DR: To be honest, I just let the more manic side of myself that I suppress for 23 hours of every day loose for a while on set, and just became a kind of uncontrollable -- vaguely irritating but a sort of vaguely amusing person that I keep hidden. I just let him out and run mad for a few days, and it was great fun to be able to actually... It is a side to the character that hasn't really been seen before. We always sit next to each other, so David Heyman leaned over to me and said, "That's my favorite piece of acting that you do in this film." So maybe I should have really been playing him slightly more manic all along.
EW: I know that Dan won't mind me saying this, but I think drugged Harry is closer to Dan's real personality, actually. [Laughs]
TF: I didn't know quite how to say it. [Laughs]
DR: I think you're probably actually right. I do think people probably -- if you spent a proper amount of time with me -- you would probably wonder if I was on drugs. I'm not. I'm just incredibly hyperactive, manic. I can be quiet and serious at the same time, but when I get like that, at the premiere in England the other night, my God, I was just this kind of beast that had been unleashed onto the red carpet. It was incredible.
EI: J.K. Rowling was still writing the books as the earlier ones were being filmed. How did the process work of you reading these books, knowing that you'd have play what these characters were doing, specifically in books six and seven?

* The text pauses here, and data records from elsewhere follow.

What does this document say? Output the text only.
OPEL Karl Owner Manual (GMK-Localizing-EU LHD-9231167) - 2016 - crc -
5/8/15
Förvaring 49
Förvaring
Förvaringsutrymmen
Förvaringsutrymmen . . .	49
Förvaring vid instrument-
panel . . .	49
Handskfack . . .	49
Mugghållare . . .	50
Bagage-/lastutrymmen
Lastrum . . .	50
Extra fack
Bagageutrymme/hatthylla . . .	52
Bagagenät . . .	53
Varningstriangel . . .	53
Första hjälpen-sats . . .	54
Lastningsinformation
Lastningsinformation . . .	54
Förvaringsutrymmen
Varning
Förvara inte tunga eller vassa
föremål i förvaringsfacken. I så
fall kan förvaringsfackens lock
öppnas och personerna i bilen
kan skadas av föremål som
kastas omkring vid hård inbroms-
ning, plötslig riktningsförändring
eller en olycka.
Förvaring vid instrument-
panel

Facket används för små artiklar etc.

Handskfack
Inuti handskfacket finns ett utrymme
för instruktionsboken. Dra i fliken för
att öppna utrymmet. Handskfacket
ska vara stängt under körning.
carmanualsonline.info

EW: To be honest, I am such a geeky Harry Potter fan -- genuinely love Harry Potter and know the books inside out and I've probably read them all three times and I could probably answer any question that you come up with, any plot detail you might ask. When I read the books, I read them from the perspective of someone who is just dying to know what happens, generally, before I even think about, "Oh Hermoine -- I'll have to act this out." I'm not thinking about that. I'm just desperate to get to the end, and I'm very excited to read it, so that kind of comes second for me.
TF: I'm the opposite. I read it and just revel in the pages. Whenever I see Draco's name, I think, "Oh my God, this is it, this is cool. This is what I get to do." When the sixth one came out, I think I read it in probably 12 hours of it coming out. I didn't actually queue up outside, but I had a friend who was doing it for me, so I enjoy it thoroughly.
EW: You get one of your minions to do it?
TF: Yes. [Laughs]
BW: I think also, obviously, with the relationship, from my perspective, with Ginny, obviously knowing that -- reading the epilogue in the final section, in order to make the relationship work in the sixth film, you have to block that section out, obviously, because no one knows their own destiny. If you are playing a character I think you just have to forget about what happens in the final one. Obviously, we all read it, so we knew what happens, but you just have to be in the moment...
TF: Yeah, take one at a time.
DR: My reading of the books was always sort of, "Oh God, another one's dead. It's another death scene. Oh God." I always would be able to very much enjoy them when they came out, but I would get nervous when I'd read them about whether I would be able to do justice to certain aspects, which is probably not the healthiest mindset to be in when you read them, but I couldn't help it.
EI: Emma, I understand that you are going to college in the fall and living in a dorm. So are you cool with the idea of living with a complete stranger?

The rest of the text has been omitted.